Ce fut, à vrai dire, vers ce temps-là que je commençai à observer ma ville natale, car je la parcourus peu à peu, toujours plus librement, tantôt seul, tantôt avec de joyeux camarades. Pour communiquer, dans une certaine mesure, l’impression que firent sur moi ces graves et nobles alentours, il faut que je présente, par anticipation, la description de mon lieu natal, tel qu’il se développa successivement devant moi dans ses différentes parties. Ma promenade favorite était le grand pont du Mein. Sa longueur, sa solidité, sa bonne apparence, en faisaient une construction remarquable ; c’est aussi, peu s’en faut, le seul monument ancien de cette prévoyance à laquelle l’autorité civile est obligée envers les citoyens. La belle rivière attirait mes regards en amont et en aval ; et, quand le coq doré qui surmontait la croix du pont brillait aux rayons du soleil, cela faisait toujours sur moi une agréable impression.
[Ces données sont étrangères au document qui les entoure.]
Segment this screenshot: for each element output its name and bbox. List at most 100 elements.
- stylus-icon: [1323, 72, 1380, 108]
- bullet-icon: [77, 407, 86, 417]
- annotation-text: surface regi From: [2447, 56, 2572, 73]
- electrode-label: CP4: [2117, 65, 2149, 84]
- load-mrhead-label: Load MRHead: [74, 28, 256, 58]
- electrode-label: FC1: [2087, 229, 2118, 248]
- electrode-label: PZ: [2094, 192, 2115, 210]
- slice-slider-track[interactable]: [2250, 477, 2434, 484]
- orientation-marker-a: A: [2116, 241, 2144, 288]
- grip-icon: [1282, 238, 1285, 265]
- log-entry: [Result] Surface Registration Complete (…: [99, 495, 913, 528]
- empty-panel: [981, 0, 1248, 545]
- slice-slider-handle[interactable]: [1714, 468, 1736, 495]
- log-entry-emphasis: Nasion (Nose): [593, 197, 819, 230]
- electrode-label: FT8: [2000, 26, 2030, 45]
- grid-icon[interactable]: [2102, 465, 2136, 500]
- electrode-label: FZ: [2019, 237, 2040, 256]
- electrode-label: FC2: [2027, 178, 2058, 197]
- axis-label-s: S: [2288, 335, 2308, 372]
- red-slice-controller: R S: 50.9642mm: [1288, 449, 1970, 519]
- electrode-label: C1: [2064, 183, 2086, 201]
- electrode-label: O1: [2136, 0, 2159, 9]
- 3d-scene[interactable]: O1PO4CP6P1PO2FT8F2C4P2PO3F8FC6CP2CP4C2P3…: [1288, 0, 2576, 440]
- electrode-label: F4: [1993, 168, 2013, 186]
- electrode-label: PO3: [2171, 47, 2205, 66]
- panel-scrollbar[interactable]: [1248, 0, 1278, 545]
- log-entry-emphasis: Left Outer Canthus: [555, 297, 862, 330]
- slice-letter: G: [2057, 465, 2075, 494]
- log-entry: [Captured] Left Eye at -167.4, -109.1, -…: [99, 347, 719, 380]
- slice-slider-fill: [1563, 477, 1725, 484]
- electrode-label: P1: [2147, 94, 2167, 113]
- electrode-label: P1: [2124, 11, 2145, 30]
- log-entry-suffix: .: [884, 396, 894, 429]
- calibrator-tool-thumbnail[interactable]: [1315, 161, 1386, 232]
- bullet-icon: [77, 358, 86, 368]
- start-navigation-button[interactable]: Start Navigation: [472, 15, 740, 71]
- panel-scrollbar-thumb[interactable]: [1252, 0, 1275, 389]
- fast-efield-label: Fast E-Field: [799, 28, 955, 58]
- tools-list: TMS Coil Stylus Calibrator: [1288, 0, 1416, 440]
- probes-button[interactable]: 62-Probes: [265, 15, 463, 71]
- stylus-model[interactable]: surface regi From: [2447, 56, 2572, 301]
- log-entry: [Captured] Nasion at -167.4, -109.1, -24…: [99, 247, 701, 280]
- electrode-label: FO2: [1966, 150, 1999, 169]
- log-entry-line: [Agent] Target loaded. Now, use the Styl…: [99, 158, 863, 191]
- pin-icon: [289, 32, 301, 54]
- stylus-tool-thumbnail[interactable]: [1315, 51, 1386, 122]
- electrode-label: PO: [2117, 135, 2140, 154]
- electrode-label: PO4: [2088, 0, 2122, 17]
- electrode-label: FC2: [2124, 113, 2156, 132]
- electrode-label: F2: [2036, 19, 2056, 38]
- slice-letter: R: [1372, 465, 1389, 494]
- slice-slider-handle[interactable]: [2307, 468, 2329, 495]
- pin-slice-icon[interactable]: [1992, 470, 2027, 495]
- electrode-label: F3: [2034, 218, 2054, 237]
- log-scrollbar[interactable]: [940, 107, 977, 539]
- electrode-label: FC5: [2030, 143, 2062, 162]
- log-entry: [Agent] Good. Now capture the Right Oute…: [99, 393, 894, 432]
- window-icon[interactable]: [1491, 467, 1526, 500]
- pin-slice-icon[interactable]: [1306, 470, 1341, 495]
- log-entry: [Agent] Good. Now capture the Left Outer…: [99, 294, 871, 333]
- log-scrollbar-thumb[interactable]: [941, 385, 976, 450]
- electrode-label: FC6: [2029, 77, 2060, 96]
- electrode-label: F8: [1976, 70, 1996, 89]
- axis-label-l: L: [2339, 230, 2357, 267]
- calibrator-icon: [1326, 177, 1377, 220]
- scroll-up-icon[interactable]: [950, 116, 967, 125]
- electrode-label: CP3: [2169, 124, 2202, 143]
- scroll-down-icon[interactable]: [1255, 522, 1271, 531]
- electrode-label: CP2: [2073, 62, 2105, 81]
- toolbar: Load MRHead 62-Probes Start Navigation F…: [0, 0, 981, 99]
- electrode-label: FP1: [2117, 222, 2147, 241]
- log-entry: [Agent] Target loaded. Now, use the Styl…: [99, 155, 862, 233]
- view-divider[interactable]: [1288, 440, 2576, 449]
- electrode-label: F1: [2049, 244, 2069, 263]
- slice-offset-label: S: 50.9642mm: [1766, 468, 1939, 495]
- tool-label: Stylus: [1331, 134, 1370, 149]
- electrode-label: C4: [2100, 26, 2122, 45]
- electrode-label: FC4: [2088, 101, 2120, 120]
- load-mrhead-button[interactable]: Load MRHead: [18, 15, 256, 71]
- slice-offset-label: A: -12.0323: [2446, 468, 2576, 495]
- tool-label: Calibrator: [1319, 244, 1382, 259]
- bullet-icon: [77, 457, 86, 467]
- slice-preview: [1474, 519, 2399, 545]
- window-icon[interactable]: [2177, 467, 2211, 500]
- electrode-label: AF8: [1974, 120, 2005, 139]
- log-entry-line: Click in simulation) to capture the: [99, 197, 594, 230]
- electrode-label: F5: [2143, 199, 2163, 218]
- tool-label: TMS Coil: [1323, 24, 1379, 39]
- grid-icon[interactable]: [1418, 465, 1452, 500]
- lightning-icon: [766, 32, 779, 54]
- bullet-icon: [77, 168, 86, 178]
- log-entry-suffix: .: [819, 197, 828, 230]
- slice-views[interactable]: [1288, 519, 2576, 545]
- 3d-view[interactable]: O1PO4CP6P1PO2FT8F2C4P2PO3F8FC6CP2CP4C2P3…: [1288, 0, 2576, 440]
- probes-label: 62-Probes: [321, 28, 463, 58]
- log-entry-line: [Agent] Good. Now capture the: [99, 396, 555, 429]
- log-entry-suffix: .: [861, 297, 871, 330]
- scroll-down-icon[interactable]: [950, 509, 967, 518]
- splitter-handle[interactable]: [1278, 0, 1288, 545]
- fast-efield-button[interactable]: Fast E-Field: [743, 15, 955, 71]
De là notre promenade se dirigeait d’ordinaire à travers Sachsenhausen[1], et, pour un creutzer, nous avions le plaisir du passage. On se retrouvait alors en deçà du Mein ; on allait visiter le marché aux vins ; nous admirions le mécanisme des grues, lorsqu’on déchargeait des marchandises ; mais, ce qui nous amusait surtout, c’était l’arrivée des bateaux du marché, d’où l’on voyait descendre des figures si diverses et parfois si étranges. Rentrait-on dans la ville, on ne manquait pas de saluer avec respect le Saalhof, qui du moins occupait la place présumée du Bourg de Charlemagne et de ses successeurs. On se perdait volontiers dans la vieille cité industrielle, et, surtout le jour du marché, dans la cohue qui se pressait autour de l’église de Saint-Barthélémy. C’est là que, dès les temps les plus anciens, se pressait confusément la foule des vendeurs et des acheteurs, et cette prise de possession a rendu plus tard difficile l’établissement d’une place spacieuse et riante. Les boutiques du Pfarreisen

  1. Faubourg de Francfort, sur la rive gauche du Mein.